Sigur Ros: Jonsi Birgisson (vocals, guitar); Kjartan Sveinsson (keyboards); Georg Holm (bass guitar); Orri Pall Dyrason (drums).
Recording information: 2005.
For its fourth full-length studio album, Sigur Ros returns to the sound that made the Icelandic ensemble an internationally renowned rock band. Whereas the group's first outing, VON, was dark and heavy, and 2002's () was often ambient and drone-driven, TAKK…sees Jonsi Birgisson and the lads revisiting the chiming, soaring aesthetic of AGAETIS BYRJUN, the quartet's acclaimed breakthrough record. On this 2005 disc, Sigur Ros's melodies and rhythms ebb and flow beautifully, occasionally building to fierce, guitar-laden crests.
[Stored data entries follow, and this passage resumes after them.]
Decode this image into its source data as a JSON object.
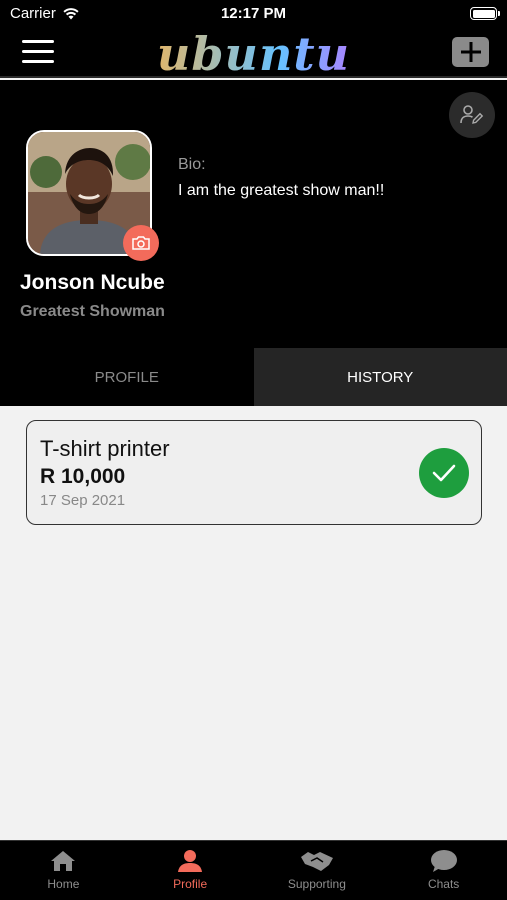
{
  "status_bar": {
    "carrier": "Carrier",
    "time": "12:17 PM"
  },
  "nav": {
    "logo": "ubuntu"
  },
  "profile": {
    "bio_label": "Bio:",
    "bio": "I am the greatest show man!!",
    "name": "Jonson Ncube",
    "title": "Greatest Showman"
  },
  "tabs": [
    {
      "label": "PROFILE",
      "active": false
    },
    {
      "label": "HISTORY",
      "active": true
    }
  ],
  "history": [
    {
      "title": "T-shirt printer",
      "amount": "R 10,000",
      "date": "17 Sep 2021",
      "status": "completed",
      "status_color": "#1e9e3e"
    }
  ],
  "tab_bar": [
    {
      "label": "Home",
      "icon": "home-icon",
      "active": false
    },
    {
      "label": "Profile",
      "icon": "person-icon",
      "active": true
    },
    {
      "label": "Supporting",
      "icon": "handshake-icon",
      "active": false
    },
    {
      "label": "Chats",
      "icon": "chat-icon",
      "active": false
    }
  ],
  "colors": {
    "accent": "#f36b5b",
    "success": "#1e9e3e",
    "background": "#f2f2f2",
    "header": "#000000"
  }
}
Birgisson's high, wispy vocals are still key to the band's sound, but the foursome's intuitive instrumental work, which is highlighted by atmospheric keyboards and pounding percussion, truly carries these songs, resulting in a potent, mesmerizing album.
What the critics say…
Rolling Stone (No. 983, p.104) - 3.5 out of 5 stars - "…TAKK… suggests a far more abstract Coldplay, stripped of their stadium bombast…."
Spin (p.139) - "Birgisson sings in tongues most of us can't comprehend, and thus he can punch emotional buttons in a strangely direct way." - Grade: A
Entertainment Weekly (No. 840, p.88) - "…[T]he thundering majesty of harder tracks…finds its strings-laden counterpart in the swooning, slow-mo abstraction that makes up the bulk of this disc…" - Grade: A-
Uncut (p.109) - 4 stars out of 5 - "[E]motionally seductive….Dark clouds of intensity gather and then slowly disperse, leaving a crystalline calm."
Magnet (p.108) - "TAKK's mini suites play out with typically complex beauty….Gathering tiny moments of clarity into big, breathtaking shapes that are glorious to examine from near or far."
The Wire (p.63) - "The music's strengths lie in its sheer vastness, depicting a series of enormous peaks and crescendos before suddenly cutting back to tiny details, contrasting the hugeness of the group's full sound with the fragility of some of its elements."
Mojo (Publisher) (p.60) - Ranked #27 in Mojo's "The 50 Best Albums Of 2005" - "A coming-of-age album from Iceland's etherealists."
Mojo (Publisher) (p.99) - 4 stars out of 5 - "TAKK…delivers a mighty, crashing release of soul-wringing, meat-eating noise to resolve its complex, tension-building miniaturism."